A polémica em torno das presumíveis declarações irregulares teve início a 17 de março deste ano com uma notícia do Observador de que o deputado Feliciano Barreiras Duarte, ex-secretário-geral do PSD, recebeu subsídios indevidos durante dez anos por indicar a morada dos pais, no Bombarral (Leiria) para o cálculo de ajudas de custo, quando em nove desses dez anos, residiu na Avenida de Roma, em Lisboa. Segundo os serviços da AR, Barreiras Duarte “declarou, para efeitos de cálculo de ajudas de custos e despesas de deslocação” que era “residente no Bombarral” entre 1999 e 2009.
Na altura, o deputado, que chegara à direção social-democrata pela mão de Rui Rio, pediu um parecer ao auditor jurídico do Parlamento para saber se a morada a considerar para efeitos de ajudas de custo teria de corresponder ao domicílio fiscal. O auditor considerou não ter “qualquer relevância o facto de o deputado ter casa própria em Lisboa”. Os serviços da AR, por seu turno, salientaram que não competia ao Parlamento verificar a veracidade das declarações dos deputados.
Ora, segundo o estatuto remuneratório dos deputados, parlamentares que vivam em Lisboa, Oeiras, Cascais, Loures, Sintra, Vila Franca de Xira, Almada, Seixal, Barreiro, Amadora e Odivelas recebem 23,05 euros de ajudas de custo “em cada dia de presença em trabalhos parlamentares”, ao passo que um deputados cuja residência não se localize nesses concelhos aufere 69,19 euros de ajudas de custo por cada dia de trabalhos – mais 46,14 euros por dia do que os primeiros.
Já em abril, na sequência de o Expresso ter revelado que 11 (de 12) deputados eleitos pelos círculos dos Açores e da Madeira – entre os quais o líder parlamentar do PS, Carlos César – acumulavam o valor da deslocação semanal aos arquipélagos, previsto no estatuto remuneratório, e os reembolsos parciais do custo das viagens que as regiões autónomas concedem, a VISÃO noticiou que a social-democrata Rubina Berardo, a única que não levantava essas compensações nos balcões dos CTT, declarou viver na Madeira, embora residisse desde 2012 em Lisboa.

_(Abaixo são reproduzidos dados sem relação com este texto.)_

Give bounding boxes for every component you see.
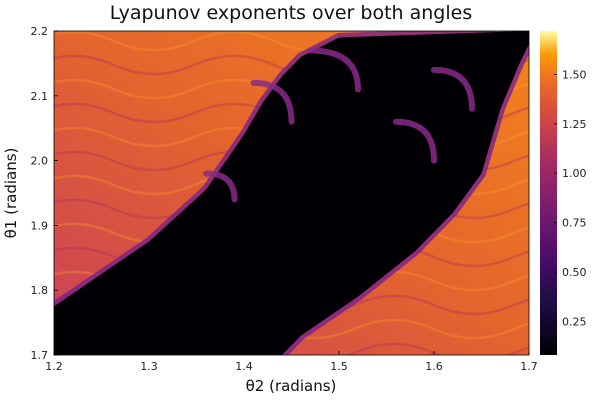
y-tick-label: 1.8 bbox=[31, 284, 49, 297]
x-tick-label: 1.2 bbox=[45, 360, 63, 373]
colorbar-tick-label: 0.75 bbox=[562, 217, 587, 230]
heatmap-tongue-structure bbox=[307, 47, 361, 93]
y-axis-label: θ1 (radians) bbox=[2, 148, 20, 239]
y-tick-label: 1.7 bbox=[31, 349, 49, 362]
y-tick-label: 2.2 bbox=[31, 25, 49, 38]
x-axis: 1.2 1.3 1.4 1.5 1.6 1.7 bbox=[45, 351, 538, 373]
colorbar: 0.25 0.50 0.75 1.00 1.25 1.50 bbox=[540, 31, 587, 355]
y-tick-label: 2.0 bbox=[31, 155, 49, 168]
plot-area bbox=[53, 30, 530, 356]
colorbar-tick-label: 1.00 bbox=[562, 167, 587, 180]
colorbar-gradient bbox=[540, 31, 557, 355]
heatmap-tongue-structure bbox=[393, 118, 437, 164]
y-axis: 1.7 1.8 1.9 2.0 2.1 2.2 bbox=[31, 25, 58, 362]
x-tick-label: 1.5 bbox=[330, 360, 348, 373]
chart-title: Lyapunov exponents over both angles bbox=[110, 2, 472, 24]
colorbar-tick-label: 0.25 bbox=[562, 315, 587, 328]
x-tick-label: 1.4 bbox=[235, 360, 253, 373]
heatmap-tongue-structure bbox=[431, 66, 475, 112]
y-tick-label: 1.9 bbox=[31, 219, 49, 232]
x-tick-label: 1.3 bbox=[140, 360, 158, 373]
y-tick-label: 2.1 bbox=[31, 90, 49, 103]
colorbar-tick-label: 1.25 bbox=[562, 118, 587, 131]
x-axis-label: θ2 (radians) bbox=[246, 377, 337, 395]
heatmap-tongue-structure bbox=[203, 170, 238, 203]
colorbar-tick-label: 1.50 bbox=[562, 68, 587, 81]
heatmap-tongue-structure bbox=[250, 79, 295, 125]
x-tick-label: 1.7 bbox=[520, 360, 538, 373]
plot-frame bbox=[53, 30, 530, 356]
colorbar-tick-label: 0.50 bbox=[562, 266, 587, 279]
x-tick-label: 1.6 bbox=[425, 360, 443, 373]
heatmap-low-region bbox=[54, 31, 529, 355]
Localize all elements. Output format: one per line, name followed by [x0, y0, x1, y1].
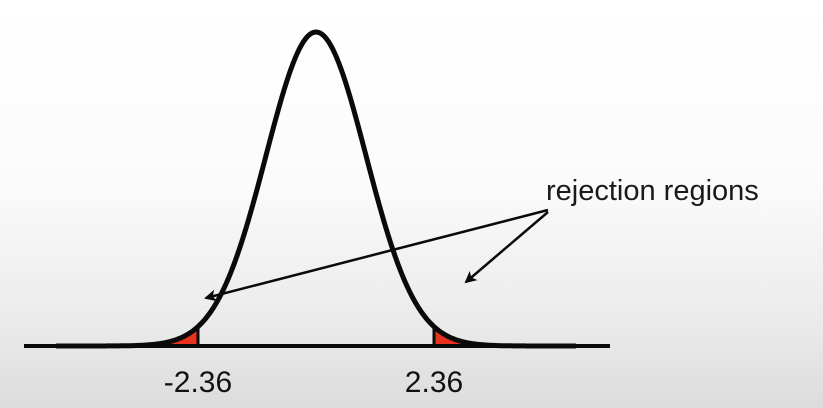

Ainda sobre a bancada “laranja”, a VISÃO escreveu, em maio, que Paulo Neves declarou residir na Madeira, apesar de viver em Lisboa desde 1986, tendo alterado a respetiva morada meses antes das legislativas de 2015 (nas quais foi eleito pela primeira vez), alteração que o próprio confirmou da seguinte forma: “Assim que me apercebi de que para ter o dístico de morador no meu carro não precisava de ter a morada fiscal em Lisboa, alterei-a para a Madeira.” A mudança, garantiu, “não aconteceu para ganhar mais dinheiro em subsídios”.
No mesmo mês, uma investigação da RTP (que cruzou os dados da AR e os do TC) detetou mais casos, nos vários partidos, de deputados cujas residências habituais, em Lisboa ou em concelhos limítrofes, não coincidiam com aquelas que indicavam como domicílios fiscais: os sociais-democratas Manuel Frexes (Fundão), Duarte Pacheco (Sobral de Monte Agraço) e Clara Marques Mendes (Fafe), a socialista Elza Pais (Mangualde), e os bloquistas Heitor de Sousa (Leiria) e Pedro Soares (Braga).